The effect of the 2004 Indian Ocean earthquake on Somalia was significant. Coastal and rural communities in Somalia, as far as 4,500 km from the epicentre of the 2004 Indian Ocean earthquake, were swept away or destroyed by the resulting tsunami on 26 December 2004. As of 5 January 2005, the confirmed death toll stood at 298. According to presidential spokesperson Yusuf Mohamed Ismail of the Transitional Federal Government, more than 50,000 people were also displaced.

==Impact==
Most of the damage was centered in the coastal parts of the autonomous Puntland state in northeastern Somalia, particularly the area between Hafun in the Bari region and Garacad in Mudug. The narrow and low-lying peninsula of Hafun, 1150 km northeast of Mogadishu, was especially affected. In Puntland, rising waters destroyed properties in Hafun and Kulub, while parts of the towns and hamlets of Bander Beyla, Eyl, Foar and Bargaal were flooded. Other coastal areas, including Lower Juba, were also somewhat affected. The UN reported that the waves destroyed 1,180 homes, smashed 2,400 boats and rendered freshwater wells and reservoirs unusable. The village of Kulub, near Garacad, was still partially submerged as of 6 January. At Kulub, Hurdiye and other places, teams from the WFP reported that all the boats and other fishing equipment used by the residents to make a livelihood had been lost.

==Aftermath==
On 30 December, around 12 tons of rice, maize and vegetable oil were delivered to Hafun, four days after the tsunami. Previous attempts to deliver emergency relief failed after trucks were unable to pass tsunami damaged roads near Foar, a village of 1000 people which had been destroyed.
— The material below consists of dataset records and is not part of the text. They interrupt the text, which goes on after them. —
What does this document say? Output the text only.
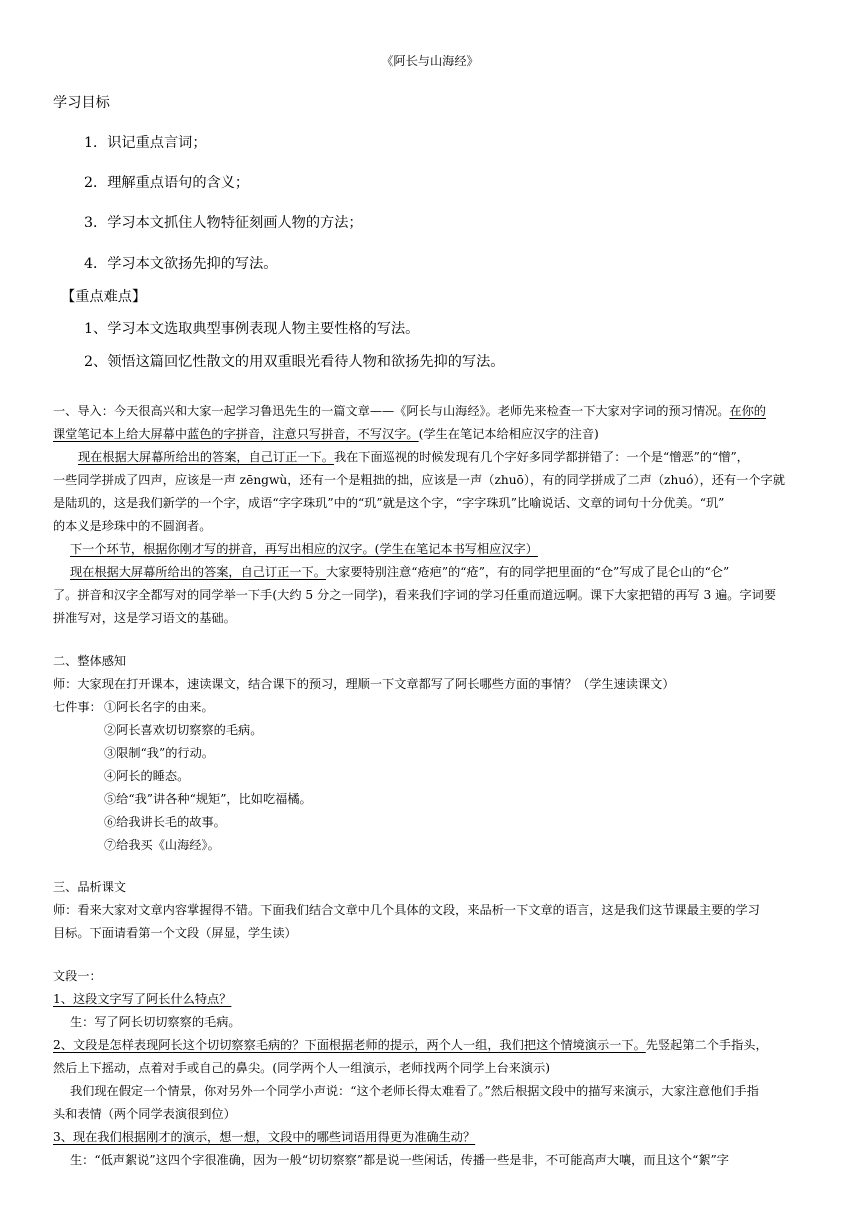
《阿长与山海经》
学习目标
1．识记重点言词；
2．理解重点语句的含义；
3．学习本文抓住人物特征刻画人物的方法；
4．学习本文欲扬先抑的写法。
【重点难点】
1、学习本文选取典型事例表现人物主要性格的写法。
2、领悟这篇回忆性散文的用双重眼光看待人物和欲扬先抑的写法。
一、导入：今天很高兴和大家一起学习鲁迅先生的一篇文章——《阿长与山海经》。老师先来检查一下大家对字词的预习情况。在你的
课堂笔记本上给大屏幕中蓝色的字拼音，注意只写拼音，不写汉字。(学生在笔记本给相应汉字的注音)
现在根据大屏幕所给出的答案，自己订正一下。我在下面巡视的时候发现有几个字好多同学都拼错了：一个是“憎恶”的“憎”，
一些同学拼成了四声，应该是一声 zēngwù，还有一个是粗拙的拙，应该是一声（zhuō），有的同学拼成了二声（zhuó），还有一个字就
是陆玑的，这是我们新学的一个字，成语“字字珠玑”中的“玑”就是这个字，“字字珠玑”比喻说话、文章的词句十分优美。“玑”
的本义是珍珠中的不圆润者。
下一个环节，根据你刚才写的拼音，再写出相应的汉字。(学生在笔记本书写相应汉字）
现在根据大屏幕所给出的答案，自己订正一下。大家要特别注意“疮疤”的“疮”，有的同学把里面的“仓”写成了昆仑山的“仑”
了。拼音和汉字全都写对的同学举一下手(大约 5 分之一同学)，看来我们字词的学习任重而道远啊。课下大家把错的再写 3 遍。字词要
拼准写对，这是学习语文的基础。
二、整体感知
师：大家现在打开课本，速读课文，结合课下的预习，理顺一下文章都写了阿长哪些方面的事情？（学生速读课文）
七件事： ①阿长名字的由来。
②阿长喜欢切切察察的毛病。
③限制“我”的行动。
④阿长的睡态。
⑤给“我”讲各种“规矩”，比如吃福橘。
⑥给我讲长毛的故事。
⑦给我买《山海经》。
三、品析课文
师：看来大家对文章内容掌握得不错。下面我们结合文章中几个具体的文段，来品析一下文章的语言，这是我们这节课最主要的学习
目标。下面请看第一个文段（屏显，学生读）
文段一：
1、这段文字写了阿长什么特点？
生：写了阿长切切察察的毛病。
2、文段是怎样表现阿长这个切切察察毛病的？下面根据老师的提示，两个人一组，我们把这个情境演示一下。先竖起第二个手指头，
然后上下摇动，点着对手或自己的鼻尖。(同学两个人一组演示，老师找两个同学上台来演示)
我们现在假定一个情景，你对另外一个同学小声说：“这个老师长得太难看了。”然后根据文段中的描写来演示，大家注意他们手指
头和表情（两个同学表演很到位）
3、现在我们根据刚才的演示，想一想，文段中的哪些词语用得更为准确生动？
生：“低声絮说”这四个字很准确，因为一般“切切察察”都是说一些闲话，传播一些是非，不可能高声大嚷，而且这个“絮”字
The main sand bridge which connects the Hafun peninsula to the mainland was damaged, so the twelve tonnes were then transferred onto two four-wheel drive vehicles that managed the 60 km trip from Foar to Hafun in seven hours. The UN warned that the tsunami had worsened the situation after four years of drought in northern Somalia and that further aid was required. It distributed 200 tonnes of food rations to 12,000 people, but stated that 30,000 was the target. The UN had four teams in the area and on 4 January appealed for US$13,000,000 to assist 54,000 locals affected by the tsunami. As part of the flash inter-agency appeal of US$977,000,000 made by the UN Secretary-General on 6 January, USD10,000,000 was requested for Somalia. In February, the U.S. government made one million dollars available for tsunami relief in the country.